Recently, the BAR website provided an article coauthored by Craig Evens and Steven Feldman which enumerated a number of holes in the “Lost Tomb” hypothesis. It is good to provide surveys of the study every so often. There are so many holes in the hypothesis that it is hard to take inventory of them all. With a few exceptions, the list is basically correct. Here are two suggested modifications:
“Some epigraphers think the Greek inscription on the ossuary actually reads “Mariamne and Mara.”
This must be a mistake. The revised readings for the so-called “Mariamene” ossuary that have been set forth are actually MARIAME KAI MARA “Maryame and Mara” (Pfann, Puech. et al.) and MARIAM H KAI MARA “Mariam who is also (called) Mara” (Tal Ilan et al). The name “Mariamne” has not been suggested as a reading.

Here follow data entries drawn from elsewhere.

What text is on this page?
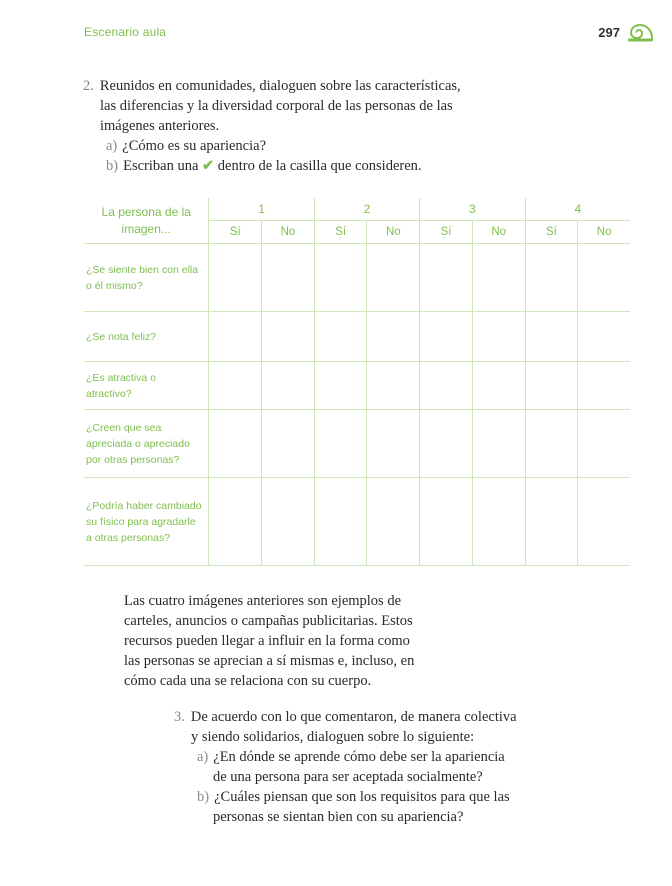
Escenario aula	297
2. Reunidos en comunidades, dialoguen sobre las características,
las diferencias y la diversidad corporal de las personas de las
imágenes anteriores.
a) ¿Cómo es su apariencia?
b) Escriban una ✔ dentro de la casilla que consideren.
La persona de la imagen...	1		2		3		4	
	Sí	No	Sí	No	Sí	No	Sí	No
¿Se siente bien con ella o él mismo?								
¿Se nota feliz?								
¿Es atractiva o atractivo?								
¿Creen que sea apreciada o apreciado por otras personas?								
¿Podría haber cambiado su físico para agradarle a otras personas?								
Las cuatro imágenes anteriores son ejemplos de
carteles, anuncios o campañas publicitarias. Estos
recursos pueden llegar a influir en la forma como
las personas se aprecian a sí mismas e, incluso, en
cómo cada una se relaciona con su cuerpo.
3. De acuerdo con lo que comentaron, de manera colectiva
y siendo solidarios, dialoguen sobre lo siguiente:
a) ¿En dónde se aprende cómo debe ser la apariencia
de una persona para ser aceptada socialmente?
b) ¿Cuáles piensan que son los requisitos para que las
personas se sientan bien con su apariencia?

“The filmmakers also misunderstand another of the names found in the Talpiot tomb. The name YWSH should be pronounced ‘Yosah’ (as Professor Tal Ilan in fact does in the documentary), not “’Yoseh’, as the documentary consistently does. ‘Yosah’ is not the Hebrew equivalent of the Greek form Joses, the name of Jesus’ brother (as in Mark 6:3 and elsewhere). The Hebrew equivalent is YWSY (and is found on a number of ossuaries in Greek and in Hebrew). The documentary’s discussion of this name is very misleading.”
The quotes of experts presented in the film should not be taken at face value or as being definitive. It is important to recheck the quotes of any expert, especially against their own work.
In Tal Ilan’s treatment under YWSF, the sole form in the ossuaries is spelled Y(W)SH (cf. T. Ilan, Lexicon, p. 152 no. 89 [Ilan rightly corrects this reading], p.154 no. 118, 133). In the early second century Murabba’at papyri, YWSH, but not YWSY, is found (papMur 46). In most of the tannaitic manuscripts, YWSY is simply an alternative spelling of YWSH, both pronounced the same. YWSH (pointed Yoseh in vocalized versions) is by far the predominant form of the word in the superior Kaufmann manuscript of the Mishna. Prof. Ilan (p. 157 note 3) infers that YWSH is the Palestinian form of the name since it is found in the Vienna manuscript of the Tosefta in place of YWSY (found in the Erfurt manuscript). Unfortunately, Ilan’s numerous examples of YWSY come primarily from the handy concordances of Kasowski which have been the standard source for scholars up until only very recently. The manuscripts that formed the basis for Kasowski’s concordances of the Mishna, the Tosefta, the Mechilta, the Sifra and the Jerusalem Talmud, are today considered inferior and are currently being replaced by electronic concordances which rely upon better manuscripts (e.g., Accordance Bible software now provides the Kaufmann manuscript of the Mishnah). According to Ilan (p. 159 note 96) YWSH is the predominant form used in Galileen synagogue inscriptions (10x) over against YWSF (1x) (cf. Naveh’s corpus in On Stone and Mosaic, p. 152).
We really don’t have any compelling evidence for the use of YWSY, as opposed to YWSH during the Second Temple Period (or even for some time later). In the case of the Talpiot tomb, YWSH should probably be pronounced “Yoseh” following the contemporary Greek pronunciation of that name (which preserves no examples of “Yosah”).
There are so many holes in the film there is no need to add this one to the list. We can, on the other hand, challenge the assertion of the filmmakers that the name Yoseh is so rare. What comes down to us is in Greek. The Gospel of Mark passage is unique with respect to providing this shortened Greek name for Jesus’ brother. However, in Greek inscriptions, the shortened form “Iose/Ioses” is more popular than “Iosepos”.